Théâtre : Sophocle : Antigone

 

Antigone de Sophocle Entre danse et théâtre

J’ai assisté à la représentation de Antigone de Sophocle à La Scala de Provence dans la mise en scène de Laurent Hatat  et Emma Gustaffon.

Antigone, Ismène, Polynice et Etéocle sont les enfants de Jocaste et d’Oedipe qui sans le savoir a épousé sa mère et est devenu le roi de Thèbes. Tous appartiennent à la famille de Labdacides marquée par la fatalité.
Après la mort d’Oedipe, Polynice et Etéocle se disputent le pouvoir et Polynice appuyé par les Argiens attaque Thèbes. Thèbes triomphe mais les deux frères sont morts. Créon, leur oncle, prend le pouvoir. Il ordonne d’enterrer Etéocle mais refuse toute sépulture à Polynice qu’il considère comme un traître. Antigone décide d’ensevelir son frère malgré l’interdiction. Elle sait qu’elle risque la mort. Découverte, elle est enfermée vivante et se pend. Son fiancé Hémon, fils de Créon, se suicide et la mère d’Hémon aussi.
Dans la pièce de Sophocle, Antigone juge que les lois de Dieu sont supérieures au pouvoir humain et elle se dresse contre la tyrannie de Créon. Ce dernier représente l’Hybris, l’orgueil démesuré de l’homme qui se prétend l’égal de Dieux.  Il représente ici la raison d'état supérieure pour lui au règles de la morale.
Au-delà de la signification religieuse, Antigone est devenue le symbole de tous ceux qui s’élèvent contre le pouvoir lorsqu’il est synonyme d’injustice ou d’inhumanité.

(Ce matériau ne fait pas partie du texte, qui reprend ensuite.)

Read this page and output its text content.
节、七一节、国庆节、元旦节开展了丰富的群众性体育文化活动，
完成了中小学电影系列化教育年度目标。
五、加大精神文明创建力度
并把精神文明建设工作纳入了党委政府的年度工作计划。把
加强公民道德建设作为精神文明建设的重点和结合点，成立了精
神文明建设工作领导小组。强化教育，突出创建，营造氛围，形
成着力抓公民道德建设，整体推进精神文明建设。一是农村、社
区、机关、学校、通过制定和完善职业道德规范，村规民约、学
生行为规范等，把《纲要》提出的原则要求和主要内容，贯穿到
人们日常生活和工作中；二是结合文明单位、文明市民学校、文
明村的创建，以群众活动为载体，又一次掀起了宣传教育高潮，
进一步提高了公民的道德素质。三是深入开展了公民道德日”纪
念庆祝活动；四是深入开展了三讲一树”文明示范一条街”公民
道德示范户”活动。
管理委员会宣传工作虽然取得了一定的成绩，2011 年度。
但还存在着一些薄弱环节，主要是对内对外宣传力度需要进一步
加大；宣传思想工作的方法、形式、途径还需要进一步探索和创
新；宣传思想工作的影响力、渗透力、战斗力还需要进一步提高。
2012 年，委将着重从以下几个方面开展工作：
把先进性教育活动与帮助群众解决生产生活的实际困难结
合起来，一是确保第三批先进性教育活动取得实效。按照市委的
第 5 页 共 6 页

Elle s’insurge contre l’illégitimité et le Mal en  politique.

Le texte traduit par Irène Bonnaud et Malika Hammou est moderne, direct et beau et résonne toujours de manière aussi actuelle quant au message qu’il fait passer depuis près de  2500 ans qu’il ne cesse de nous parler ! Il nous dit qu’il faut savoir dire non au pouvoir lorsque celui-ci est injuste. Et c’est bien sûr un message toujours vrai qui ne cesse de nous interpeller dès que nous tournons nos regards vers le présent. C’est pourquoi j’ai moins apprécié le texte moderne ajouté à celui de Sophocle pour nous « donner des exemples d’injustice et de lutte à notre époque », comme si le spectateur n’était pas capable de comprendre tout seul, comme si le texte n’était pas assez clair !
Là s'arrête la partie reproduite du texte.